Commission shares list of concerns about proposed hotel

OCEANSIDE — There were few bright spots during Planning Commission discussion Feb. 23 of a zoning change for the proposed Fairfield Inn and Suites hotel on Oceanside Boulevard. The two-acre project site, between Vine Street and Nevada Street, has a steep grade and access in and out of the property is difficult.

The developer is considering asking for a zoning change from singe-family residential to commercial recreational, specific to hotel use.

Commissioners said the zoning change makes more sense for the property. However, they expressed strong concerns about severe grading, hotel orientation and ingress and egress of cars through one entry point.

“You’re putting a square peg in a round hole,” John Scrivener, commission vice chair, said.

The developer proposes a three story-hotel building next to the roadway with parking in the back. The lot would be graded and a retaining wall with a rough rock texture would be built.

Commissioners said extensive grading is not a site-friendly solution.

“It’s a great commercial property, I’m not sure it can support a building of this size and land-use intensity,” Commissioner Curtis Busk said.

Ann Gunter, The Lightfoot Planning Group vice president of planning, described the project as a select service, freeway-oriented hotel. She said a parking analysis would be done and variance would likely be requested to ask for fewer than the high number of required parking spaces.

Gunter said the project would bring the community benefit of sidewalk improvements to Nevada Street.

She added preliminary meetings with hilltop residents, who need to grant easement for the hotel’s retaining wall, were positive.

Neighboring residents at the meeting did not support the hotel project. They objected to the unsafe traffic flow, parking lot noise and having a budget hotel within a high-priced residential neighborhood.

“A mix hotel-motel is a nice development, this is not going to be it,” Oceanside resident Daniela Marshall said.

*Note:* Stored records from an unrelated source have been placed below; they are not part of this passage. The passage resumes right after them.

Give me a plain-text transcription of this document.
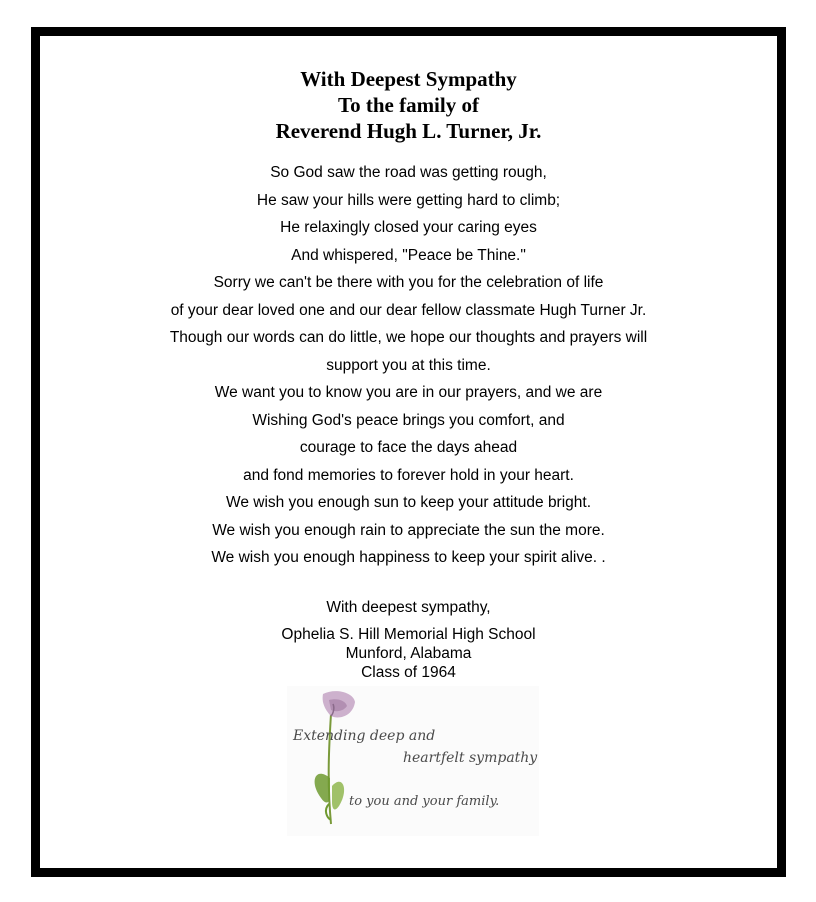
With Deepest Sympathy
To the family of
Reverend Hugh L. Turner, Jr.
So God saw the road was getting rough,
He saw your hills were getting hard to climb;
He relaxingly closed your caring eyes
And whispered, "Peace be Thine."
Sorry we can't be there with you for the celebration of life
of your dear loved one and our dear fellow classmate Hugh Turner Jr.
Though our words can do little, we hope our thoughts and prayers will
support you at this time.
We want you to know you are in our prayers, and we are
Wishing God's peace brings you comfort, and
courage to face the days ahead
and fond memories to forever hold in your heart.
We wish you enough sun to keep your attitude bright.
We wish you enough rain to appreciate the sun the more.
We wish you enough happiness to keep your spirit alive. .
With deepest sympathy,
Ophelia S. Hill Memorial High School
Munford, Alabama
Class of 1964
Extending deep and
heartfelt sympathy
to you and your family.
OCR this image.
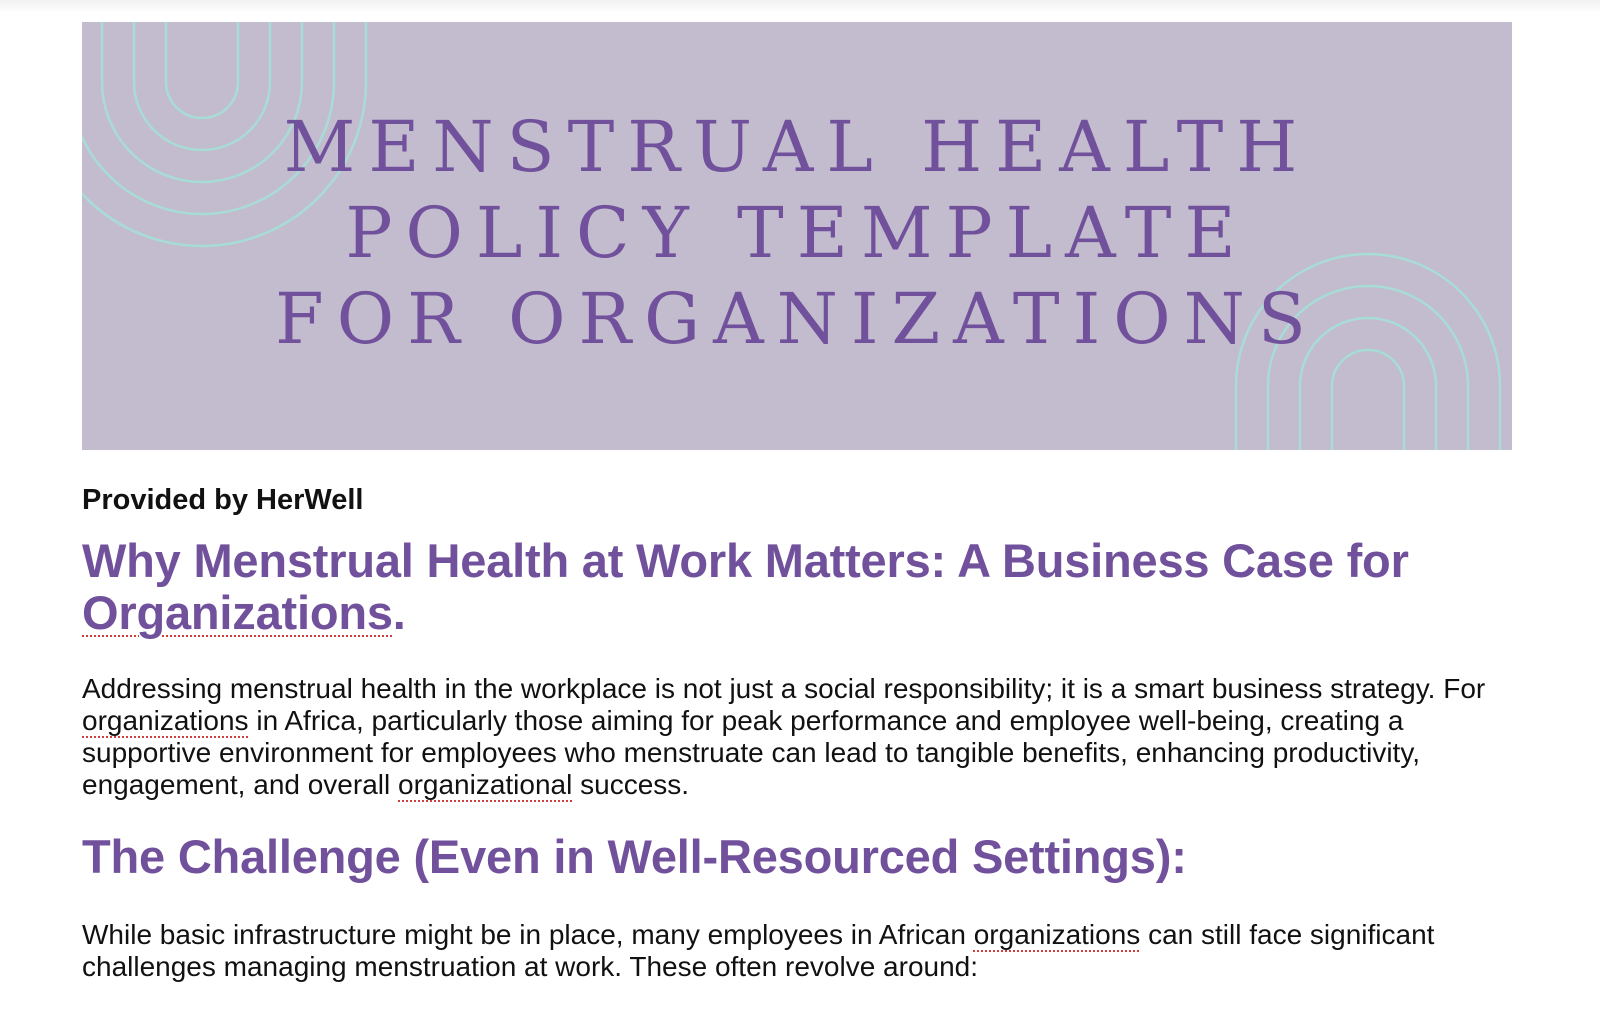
MENSTRUAL HEALTH
POLICY TEMPLATE
FOR ORGANIZATIONS
Provided by HerWell
Why Menstrual Health at Work Matters: A Business Case for Organizations.

Addressing menstrual health in the workplace is not just a social responsibility; it is a smart business strategy. For organizations in Africa, particularly those aiming for peak performance and employee well-being, creating a supportive environment for employees who menstruate can lead to tangible benefits, enhancing productivity, engagement, and overall organizational success.

The Challenge (Even in Well-Resourced Settings):

While basic infrastructure might be in place, many employees in African organizations can still face significant challenges managing menstruation at work. These often revolve around:
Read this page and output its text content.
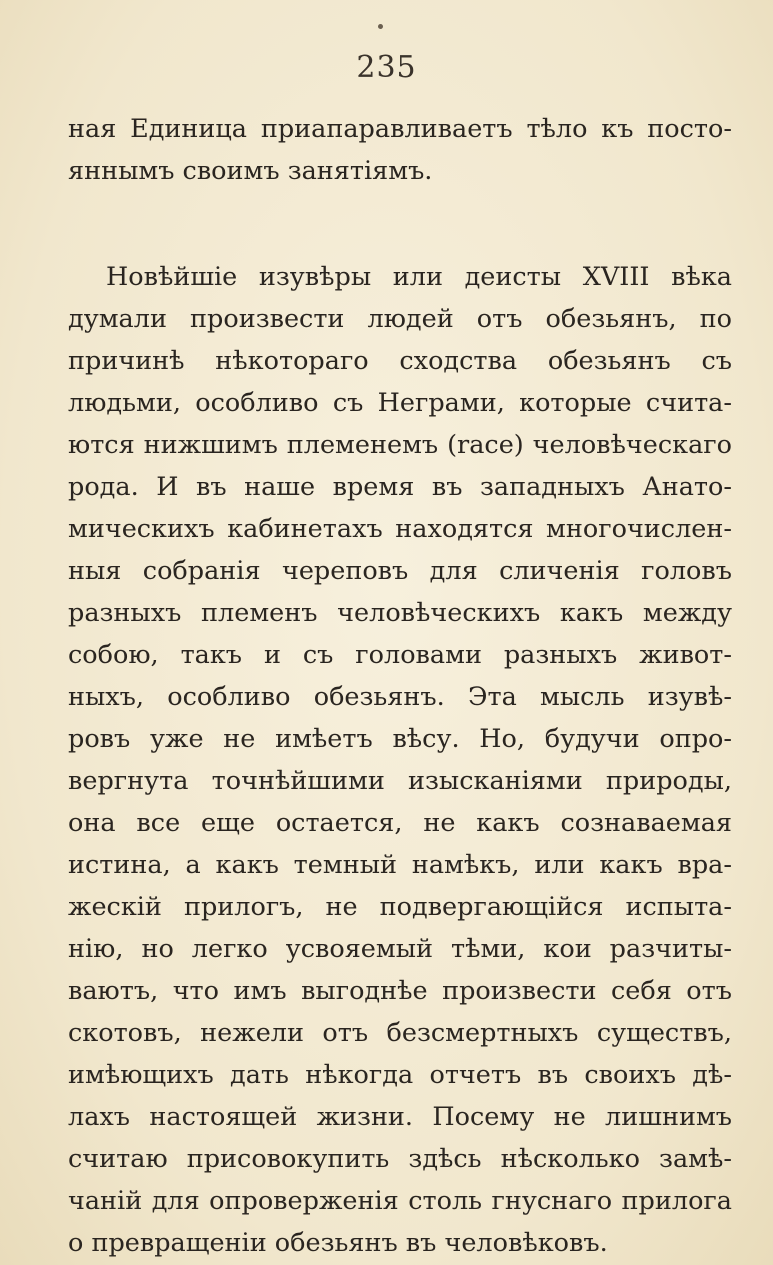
235
ная Единица приапаравливаетъ тѣло къ посто-
яннымъ своимъ занятіямъ.
Новѣйшіе изувѣры или деисты XVIII вѣка
думали произвести людей отъ обезьянъ, по
причинѣ нѣкотораго сходства обезьянъ съ
людьми, особливо съ Неграми, которые счита-
ются нижшимъ племенемъ (race) человѣческаго
рода. И въ наше время въ западныхъ Анато-
мическихъ кабинетахъ находятся многочислен-
ныя собранія череповъ для сличенія головъ
разныхъ племенъ человѣческихъ какъ между
собою, такъ и съ головами разныхъ живот-
ныхъ, особливо обезьянъ. Эта мысль изувѣ-
ровъ уже не имѣетъ вѣсу. Но, будучи опро-
вергнута точнѣйшими изысканіями природы,
она все еще остается, не какъ сознаваемая
истина, а какъ темный намѣкъ, или какъ вра-
жескій прилогъ, не подвергающійся испыта-
нію, но легко усвояемый тѣми, кои разчиты-
ваютъ, что имъ выгоднѣе произвести себя отъ
скотовъ, нежели отъ безсмертныхъ существъ,
имѣющихъ дать нѣкогда отчетъ въ своихъ дѣ-
лахъ настоящей жизни. Посему не лишнимъ
считаю присовокупить здѣсь нѣсколько замѣ-
чаній для опроверженія столь гнуснаго прилога
о превращеніи обезьянъ въ человѣковъ.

There were no solutions presented on how to safely accommodate hotel exit traffic.

Busk expressed his concerns that cars exiting the hotel would need to make an inconvenient U-turn to get back on the freeway. Others said drivers would look for the easiest way, and snarl traffic and overlook safety.

“Road infrastructure is not set up for this use on this property,” Busk said.

Commission Chair Louise Balma suggested the developer work with other property owners to find a traffic solution. An adjacent lot is in the early stages of development.

Commissioner Thomas Morrissey voiced the most support for the project. He gave the proposal kudos for site use and out-of-the-box thinking to the make the optimal use of the space.

City Planner Jeff Hunt said comments will be shared with the applicant so they can decide whether to move forward with the project.

Sergio Madera, city senior planner, said formal public outreach will be held if the developer continues with the project.

The site was previously considered for residential development and a four-story hotel without moving forward.